Pathophysiology of capillary leak syndrome, the probable cause of pre-engraftment syndrome. Conditioning chemoradiotherapy can damage the endothelial lining of the gastrointestinal tract, allowing immunostimulatory microbial products such as LPS to enter the circulation. These molecules can stimulate the secretion of inflammatory cytokines (TNF-α, IL-1), leading to secondary release of inflammatory cytokines (cytokine storms). In addition, potentially toxic materials such as G-CSF and the cryoprotectant DMSO, donor stem cells expressing proinflammatory cytokines, and alloreactive donor T cells can also enhance the cytokine storms, thereby contributing to increased vascular permeability to fluids and low-molecular-weight substances.

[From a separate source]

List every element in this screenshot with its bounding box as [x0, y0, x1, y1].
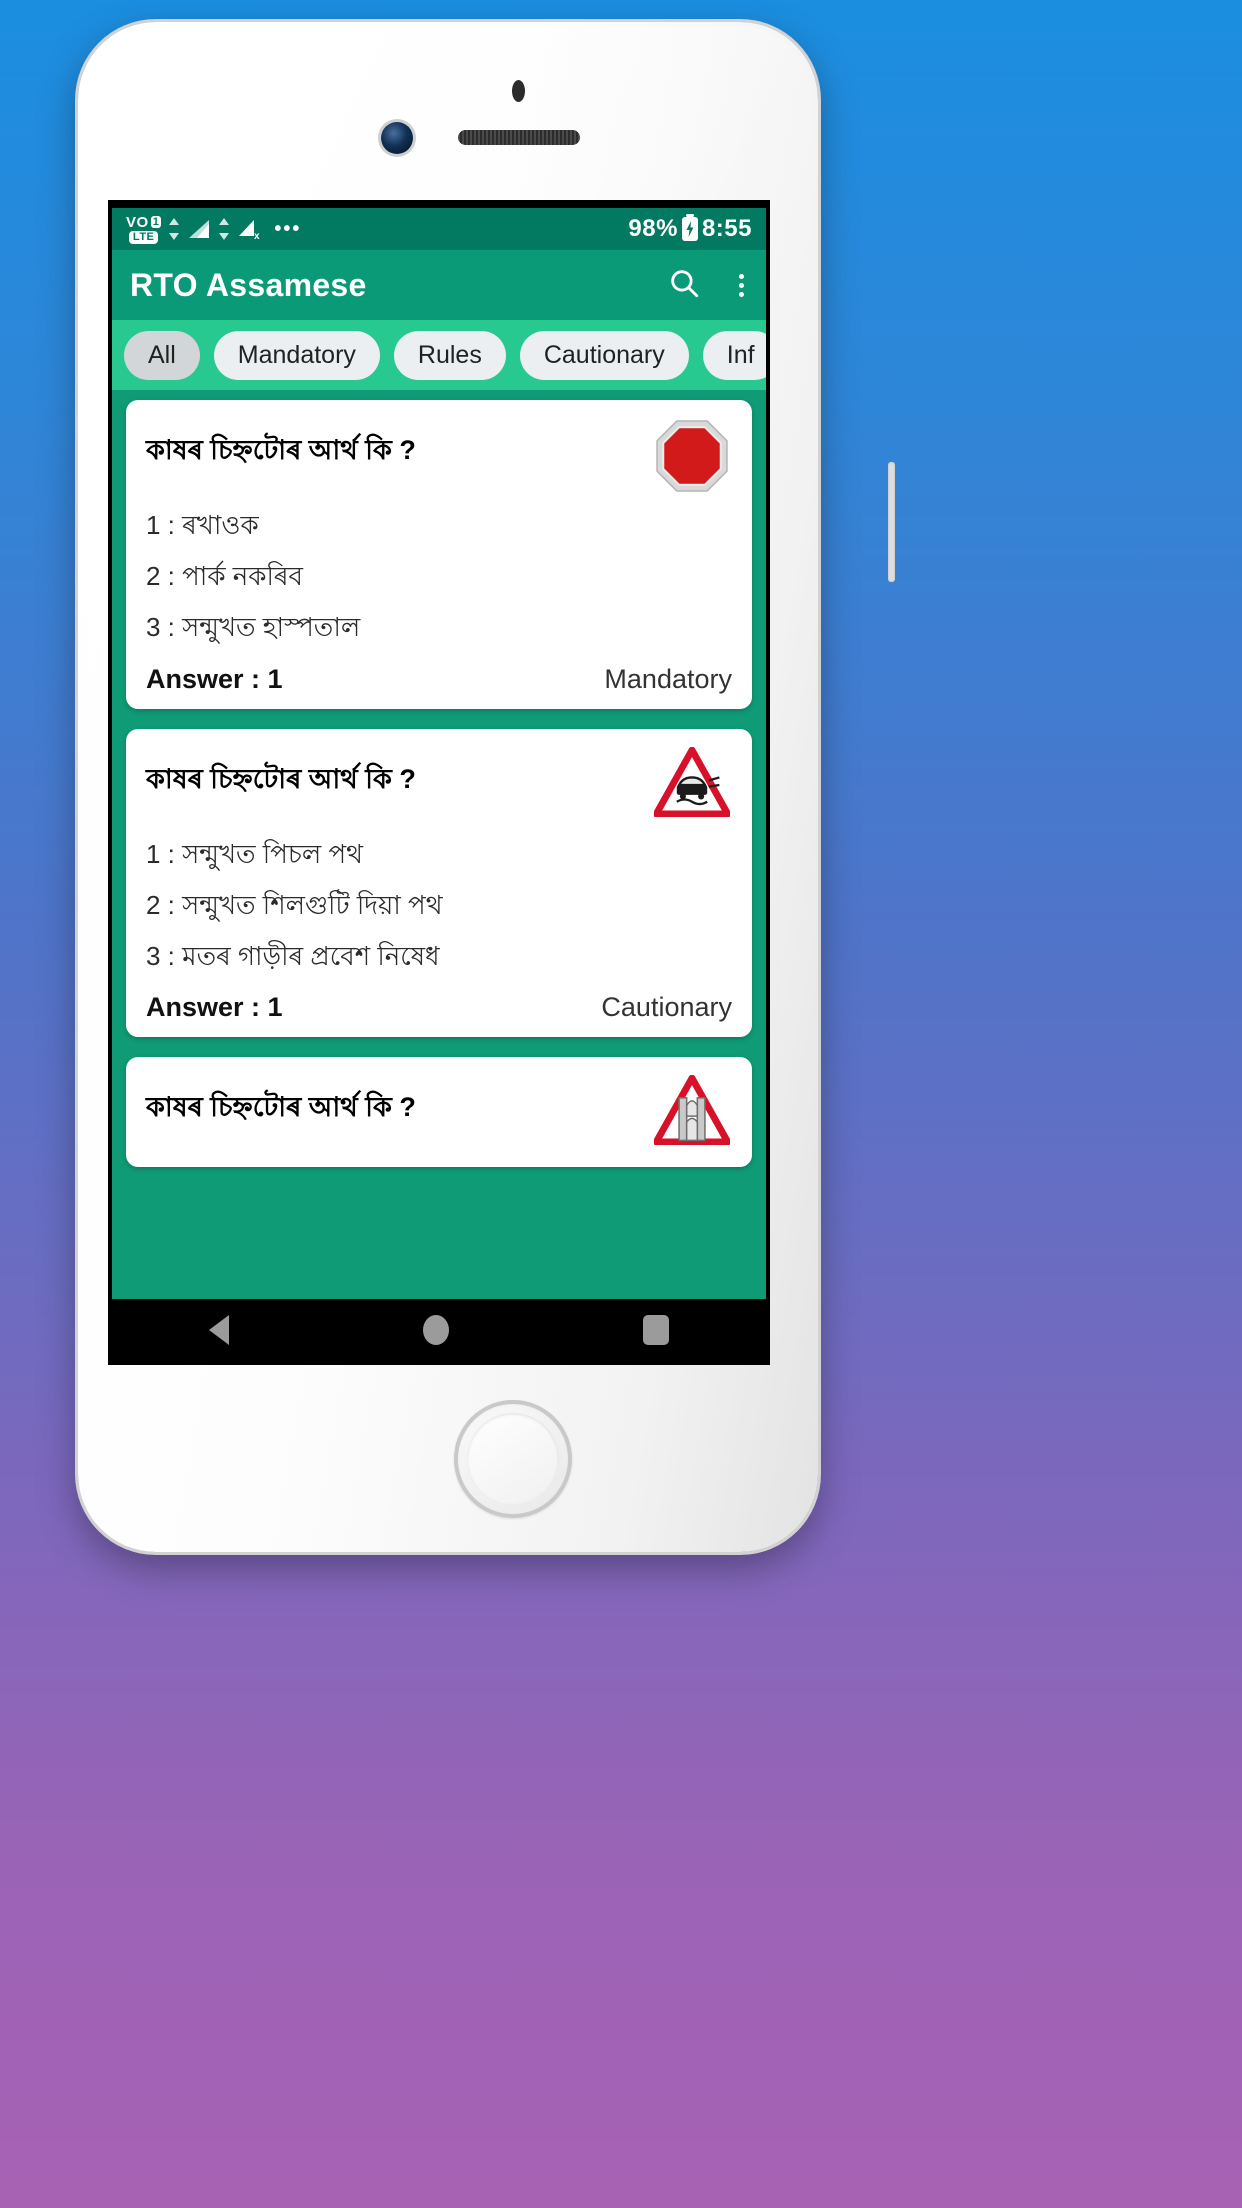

Abbreviations: LPS, lipopolysaccharide; TNF, tumor necrosis factor; IL, interleukin; G-CSF, granulocyte colony-stimulating factor; DMSO, dimethylsulfoxide.

Questions to be answered

Some investigators have labeled the clinical features of pES as hyperacute GVHD [10], ES, or peri-engraftment syndrome [11], with those of many of the patients being compatible with pES. These early toxicities have been classified based on the time to neutrophil engraftment or aGVHD. However, pES may be a distinct clinical syndrome related to the cytokine storms associated with regimen-related toxicities, graft source, and toxic materials such as DMSO or G-CSF. It could also be related to aGVHD against a major or minor mismatched antigen by donor T cells. Thus, a thorough understanding of their pathogenesis is needed in order to elucidate the relationships between these early post-transplant events. In addition, transplant physicians have mainly reported pES in patients who received CBT. Therefore, pES is thought be specific to CBT recipients; however, the clinical features of patients receiving BM or mobilized peripheral blood stem cells (mPBSCs) should also be compared with those of pES.

Future perspective

Most cases of pES have been reported in patients who have received CBT; however, we have previously reported that its incidence does not depend on the source of the graft [5]. In addition, the occurrence of hyperacute GVHD before engraftment has been reported extensively in patients receiving BM or mPBSCs, particularly prior to the CBT era. Therefore, further research should include prospective clinical studies on the effect of the source of stem cells (BM, mPBSCs, CB) on the incidence of pES; differences between the causes of pES and hyperacute GVHD, ES, and aGVHD; and cytokine studies, including assessment of NK cell/T cell activities.